Servo Motor Magnets Manufacturer

Servo Motor Magnets Manufacturer

The N pole and S pole of the magnet are arranged alternately. One N pole and one s pole are called a pair of poles, and the motors can have any pair of poles. Magnets are used including aluminum nickel cobalt permanent magnets, ferrite permanent magnets and rare earth permanent magnets (including samarium cobalt permanent magnets and neodymium iron boron permanent magnets). The magnetization direction is divided into parallel magnetization and radial magnetization.


Product Detail

Product Tags

How Servo Motor works?

The basic theory of operation for brushless servo motors revolves around the principles of magnetism where like poles repel and opposite poles attract. There are two magnetic sources found within a servo motor: Permanent magnets that are typically located on the rotor of the motor, and the stationary electromagnet that surrounds the rotor. The electromagnet is called either the stator or motor winding and is made up of steel plates called laminations, that are bonded together. The steel plates typically have “teeth” that allow a copper wire to be wound around them.

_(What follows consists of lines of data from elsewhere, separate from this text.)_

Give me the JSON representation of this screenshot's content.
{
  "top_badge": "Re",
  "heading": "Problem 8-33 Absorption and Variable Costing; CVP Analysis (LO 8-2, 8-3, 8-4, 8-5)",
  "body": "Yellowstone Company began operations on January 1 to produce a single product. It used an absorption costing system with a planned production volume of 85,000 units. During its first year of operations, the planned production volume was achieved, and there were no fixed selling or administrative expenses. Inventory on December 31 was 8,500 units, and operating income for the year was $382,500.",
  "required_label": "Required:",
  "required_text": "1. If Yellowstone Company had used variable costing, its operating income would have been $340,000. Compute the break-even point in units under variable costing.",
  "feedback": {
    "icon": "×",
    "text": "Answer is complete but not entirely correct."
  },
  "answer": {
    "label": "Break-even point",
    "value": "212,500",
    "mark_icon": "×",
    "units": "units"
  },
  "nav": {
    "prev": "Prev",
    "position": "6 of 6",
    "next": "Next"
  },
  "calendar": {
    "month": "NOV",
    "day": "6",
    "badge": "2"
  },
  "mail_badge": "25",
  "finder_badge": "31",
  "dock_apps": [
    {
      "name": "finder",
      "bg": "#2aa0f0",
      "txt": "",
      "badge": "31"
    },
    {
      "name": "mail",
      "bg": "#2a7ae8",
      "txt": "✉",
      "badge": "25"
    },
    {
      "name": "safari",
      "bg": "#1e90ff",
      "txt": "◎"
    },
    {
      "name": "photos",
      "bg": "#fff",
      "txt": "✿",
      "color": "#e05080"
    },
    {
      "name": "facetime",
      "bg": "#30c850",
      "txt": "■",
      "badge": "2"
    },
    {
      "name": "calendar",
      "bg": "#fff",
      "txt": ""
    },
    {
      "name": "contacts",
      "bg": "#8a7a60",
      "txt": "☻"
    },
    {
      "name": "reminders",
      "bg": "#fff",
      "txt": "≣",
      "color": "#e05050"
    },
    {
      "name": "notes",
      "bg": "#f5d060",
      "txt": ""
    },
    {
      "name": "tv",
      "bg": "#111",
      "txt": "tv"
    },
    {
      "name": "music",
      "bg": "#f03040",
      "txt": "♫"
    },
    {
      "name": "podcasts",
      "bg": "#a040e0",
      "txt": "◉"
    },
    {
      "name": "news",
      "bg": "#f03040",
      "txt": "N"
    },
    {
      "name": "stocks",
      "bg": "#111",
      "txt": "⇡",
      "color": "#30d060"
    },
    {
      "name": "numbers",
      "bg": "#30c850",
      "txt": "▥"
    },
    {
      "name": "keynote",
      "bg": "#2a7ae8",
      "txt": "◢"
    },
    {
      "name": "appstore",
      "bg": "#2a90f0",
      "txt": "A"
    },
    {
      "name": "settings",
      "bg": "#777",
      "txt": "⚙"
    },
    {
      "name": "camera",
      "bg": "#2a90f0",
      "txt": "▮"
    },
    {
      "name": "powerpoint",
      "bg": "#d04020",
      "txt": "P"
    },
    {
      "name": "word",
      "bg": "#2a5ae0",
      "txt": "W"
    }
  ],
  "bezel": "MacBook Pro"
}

Going back to the principles of magnetism, when a conductor like a copper wire is formed into a coil, and the conductor is energized so that current flows through it, a magnetic field is created.

This magnetic field created by current passing through the conductor will have a north pole and a south pole. With magnetic poles located on the stator (when energized) and on the permanent magnets of the rotor, how do you create a state of opposite poles attracting and like poles repelling?

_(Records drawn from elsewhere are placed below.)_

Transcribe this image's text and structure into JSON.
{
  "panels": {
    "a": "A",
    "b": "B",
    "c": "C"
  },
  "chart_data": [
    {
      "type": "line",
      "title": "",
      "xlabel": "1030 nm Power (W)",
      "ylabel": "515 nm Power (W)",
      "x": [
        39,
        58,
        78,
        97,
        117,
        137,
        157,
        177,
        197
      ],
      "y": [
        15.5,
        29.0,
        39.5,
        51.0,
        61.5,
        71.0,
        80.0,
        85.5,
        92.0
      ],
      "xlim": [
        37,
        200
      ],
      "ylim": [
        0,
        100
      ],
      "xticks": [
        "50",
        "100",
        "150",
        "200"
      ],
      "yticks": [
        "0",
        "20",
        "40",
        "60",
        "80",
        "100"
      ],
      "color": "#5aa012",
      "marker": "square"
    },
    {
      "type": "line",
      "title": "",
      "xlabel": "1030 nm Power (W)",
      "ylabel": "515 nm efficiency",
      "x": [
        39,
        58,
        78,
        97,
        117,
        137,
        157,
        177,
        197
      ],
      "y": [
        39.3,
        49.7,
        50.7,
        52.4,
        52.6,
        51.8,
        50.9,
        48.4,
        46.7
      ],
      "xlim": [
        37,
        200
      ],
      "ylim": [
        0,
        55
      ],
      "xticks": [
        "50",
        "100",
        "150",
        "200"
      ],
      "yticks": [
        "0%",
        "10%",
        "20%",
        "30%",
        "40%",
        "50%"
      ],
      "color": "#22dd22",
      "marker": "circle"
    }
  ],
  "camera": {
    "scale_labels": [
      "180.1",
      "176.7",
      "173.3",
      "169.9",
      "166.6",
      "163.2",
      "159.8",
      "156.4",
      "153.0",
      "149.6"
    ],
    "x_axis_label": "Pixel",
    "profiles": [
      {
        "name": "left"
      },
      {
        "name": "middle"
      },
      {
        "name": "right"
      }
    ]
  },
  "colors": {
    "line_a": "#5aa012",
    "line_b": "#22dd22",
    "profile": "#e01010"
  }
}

The key is to reverse the current going through the electromagnet. When current flows through a conducting coil in one direction, north and south poles are created.

dj

When the direction of the current is changed, the poles are flipped so what was a north pole is now a south pole and vice versa. Figure 1 provides a basic illustration of how this works. In figure 2, the image on the left shows a condition where the poles of the rotor magnets are being attracted to the opposite poles of the stator. The rotor poles, which are attached to the motor shaft, will rotate until they are aligned with the opposite poles of the stator. If all stayed the same the rotor would then remain stationary.

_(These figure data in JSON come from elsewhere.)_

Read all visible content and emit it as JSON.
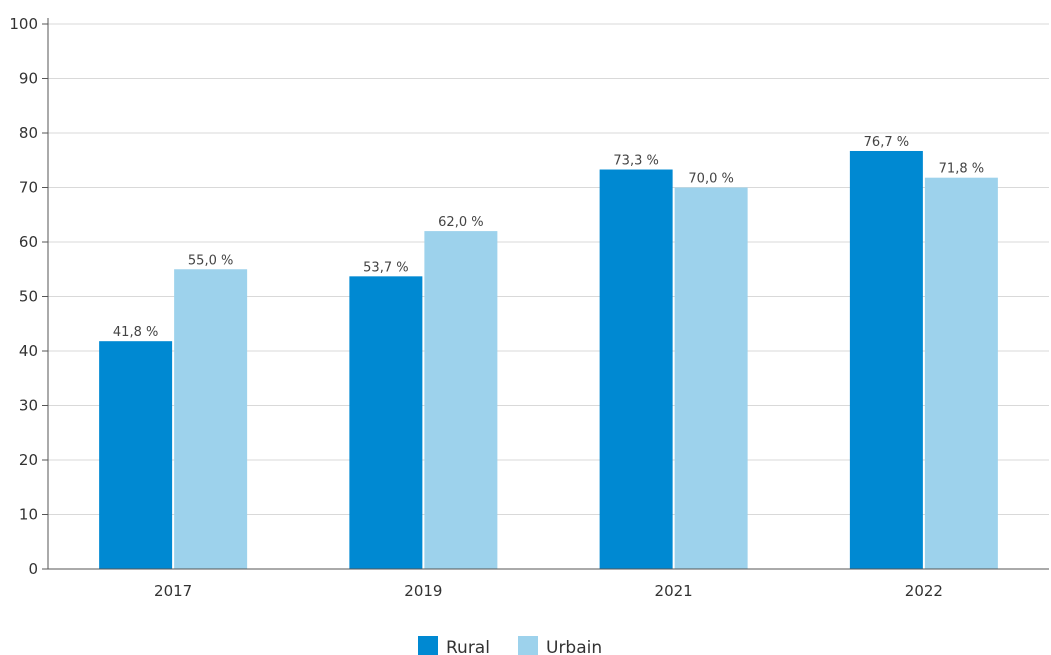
{
  "chart_data": {
    "type": "bar",
    "categories": [
      "2017",
      "2019",
      "2021",
      "2022"
    ],
    "series": [
      {
        "name": "Rural",
        "values": [
          41.8,
          53.7,
          73.3,
          76.7
        ],
        "labels": [
          "41,8 %",
          "53,7 %",
          "73,3 %",
          "76,7 %"
        ],
        "color": "#0089D2"
      },
      {
        "name": "Urbain",
        "values": [
          55.0,
          62.0,
          70.0,
          71.8
        ],
        "labels": [
          "55,0 %",
          "62,0 %",
          "70,0 %",
          "71,8 %"
        ],
        "color": "#9DD2EC"
      }
    ],
    "ylim": [
      0,
      100
    ],
    "yticks": [
      "0",
      "10",
      "20",
      "30",
      "40",
      "50",
      "60",
      "70",
      "80",
      "90",
      "100"
    ],
    "grid": true,
    "legend_position": "bottom-center"
  }
}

The image on the right in figure 2 shows how the stator poles have flipped. This would happen every time the rotor pole caught up with the opposite stator pole by reversing the current flow through that particular stator location. The continual flipping of stator poles creates a condition where the permanent magnet poles of the rotor are always “chasing” their stator opposites which results in the continuous rotation of the rotor/motor shaft.

Figure 1
Figure 2

The flipping of the stator poles is known as commutation. The formal definition of commutation is “The action of steering currents to the proper motor phases so as to produce optimum motor torque and motor shaft rotation”. How are the currents steered at the correct time to maintain shaft rotation?

The steering is done by the inverter or drive that is powering the motor. When a drive is being used with a particular motor an offset angle is identified in the drive software along with other things like motor inductance, resistance, and other parameters. The feedback device that is used on the motor (encoder, resolver, etc..) provides the position of the rotor shaft/magnetic pole to the drive.

When the magnetic pole position of the rotor matches the offset angle, the drive will reverse the current going through the stator coil thereby changing the stator pole from north to south and from south to north as shown in Figure 2. From this you can see that letting the poles align will stop the motor shaft rotation, or changing the sequence will get the shaft spinning in one direction vs. the other, and changing them quickly allows for a high-speed rotation or just the opposite for slow shaft rotation.